The company completed its relationship with Ye, known as Kanye West, on October 25 after the musician established a series of offensive and antisemitic tirades on social media and in an interview.

Adidas projects a net income from continuing operations of nearly 250 million euros, down from a target of about 500 million euros laid out on October 20. The company anticipates currency-neutral revenues for less single-digit growth in 2022, with gross margin currently scheduled to come at around 47% for the year.

Adidas reported a 4% yearly increase in currency-neutral sales in the third quarter, with a double-digit increase in e-commerce in the EMEA, North America, and Latin America. Gross margin decreased by one percentage point to 49.1% on the back of “higher supply chain costs, higher forgiving, and an unfavorable market mix,” the company stated.

Operating profit is coming in at 564 million euros.
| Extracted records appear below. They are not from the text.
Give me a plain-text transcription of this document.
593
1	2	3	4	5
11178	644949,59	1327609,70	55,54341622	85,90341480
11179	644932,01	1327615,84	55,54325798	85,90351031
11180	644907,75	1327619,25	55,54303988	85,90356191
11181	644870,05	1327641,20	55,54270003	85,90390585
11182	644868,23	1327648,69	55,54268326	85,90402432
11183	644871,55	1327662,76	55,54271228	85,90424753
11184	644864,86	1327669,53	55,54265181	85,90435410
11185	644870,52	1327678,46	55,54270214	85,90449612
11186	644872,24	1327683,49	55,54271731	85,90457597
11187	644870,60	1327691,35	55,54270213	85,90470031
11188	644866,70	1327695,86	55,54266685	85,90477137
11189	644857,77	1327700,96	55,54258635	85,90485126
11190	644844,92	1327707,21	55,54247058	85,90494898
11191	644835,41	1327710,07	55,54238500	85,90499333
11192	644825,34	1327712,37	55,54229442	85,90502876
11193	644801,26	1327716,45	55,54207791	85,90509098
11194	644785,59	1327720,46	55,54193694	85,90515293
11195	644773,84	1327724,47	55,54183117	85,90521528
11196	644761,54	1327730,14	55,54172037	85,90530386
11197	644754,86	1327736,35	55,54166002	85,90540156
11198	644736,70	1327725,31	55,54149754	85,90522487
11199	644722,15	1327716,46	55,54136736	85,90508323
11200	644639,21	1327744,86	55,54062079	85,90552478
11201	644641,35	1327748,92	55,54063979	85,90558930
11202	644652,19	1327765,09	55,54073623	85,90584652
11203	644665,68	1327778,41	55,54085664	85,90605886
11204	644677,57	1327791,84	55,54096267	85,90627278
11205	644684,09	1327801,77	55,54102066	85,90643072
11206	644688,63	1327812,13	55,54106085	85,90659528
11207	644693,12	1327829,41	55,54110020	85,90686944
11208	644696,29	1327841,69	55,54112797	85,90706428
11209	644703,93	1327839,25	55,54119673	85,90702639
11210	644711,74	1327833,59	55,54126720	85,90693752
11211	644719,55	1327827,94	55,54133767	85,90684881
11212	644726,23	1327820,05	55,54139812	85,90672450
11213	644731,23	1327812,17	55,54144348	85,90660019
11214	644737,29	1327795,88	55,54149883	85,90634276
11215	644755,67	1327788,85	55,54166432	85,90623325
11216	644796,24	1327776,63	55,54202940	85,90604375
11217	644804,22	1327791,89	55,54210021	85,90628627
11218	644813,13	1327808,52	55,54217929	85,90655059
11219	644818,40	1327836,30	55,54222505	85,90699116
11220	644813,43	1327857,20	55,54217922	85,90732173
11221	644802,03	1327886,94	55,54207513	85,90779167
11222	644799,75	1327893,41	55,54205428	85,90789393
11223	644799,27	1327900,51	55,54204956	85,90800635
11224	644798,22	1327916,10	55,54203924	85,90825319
In comparison, net income from the operations of 66 million euros, down from 479 million euros before a year, was “negatively impacted by several one-off costs totaling almost 300 million and extraordinary tax effects in Q3,” Adidas said.

“This amount differs from the preliminary figure stated on October 20, 2022, because of the negative tax implications in the third quarter, which is related to the company’s opinion to terminate the Adidas Yeezy partnership. This negative tax effect will be completely compensated by a positive tax effect of almost the same size in Q4,” Adidas said.

The company had already decreased its full-year guidance on October 20 due to “further deterioration of traffic trends in China, higher clearance activity to decrease elevated inventory levels, and total one-off costs of around 500 million euros.”

“The market environment shifted at the starting of September as consumer demand in Western markets is slowing and traffic trends in Greater China more deteriorated,” Adidas CFO Harm Ohlmeyer added in a statement.

“As a result, we saw a huge inventory buildup all the industry, leading to higher promotional activity in the remainder of the year, which will surge weigh on our earnings.”

Ohlmeyer added that the company was “encouraged” by “noticeable” enthusiasm to make the FIFA World Cup in Qatar this month.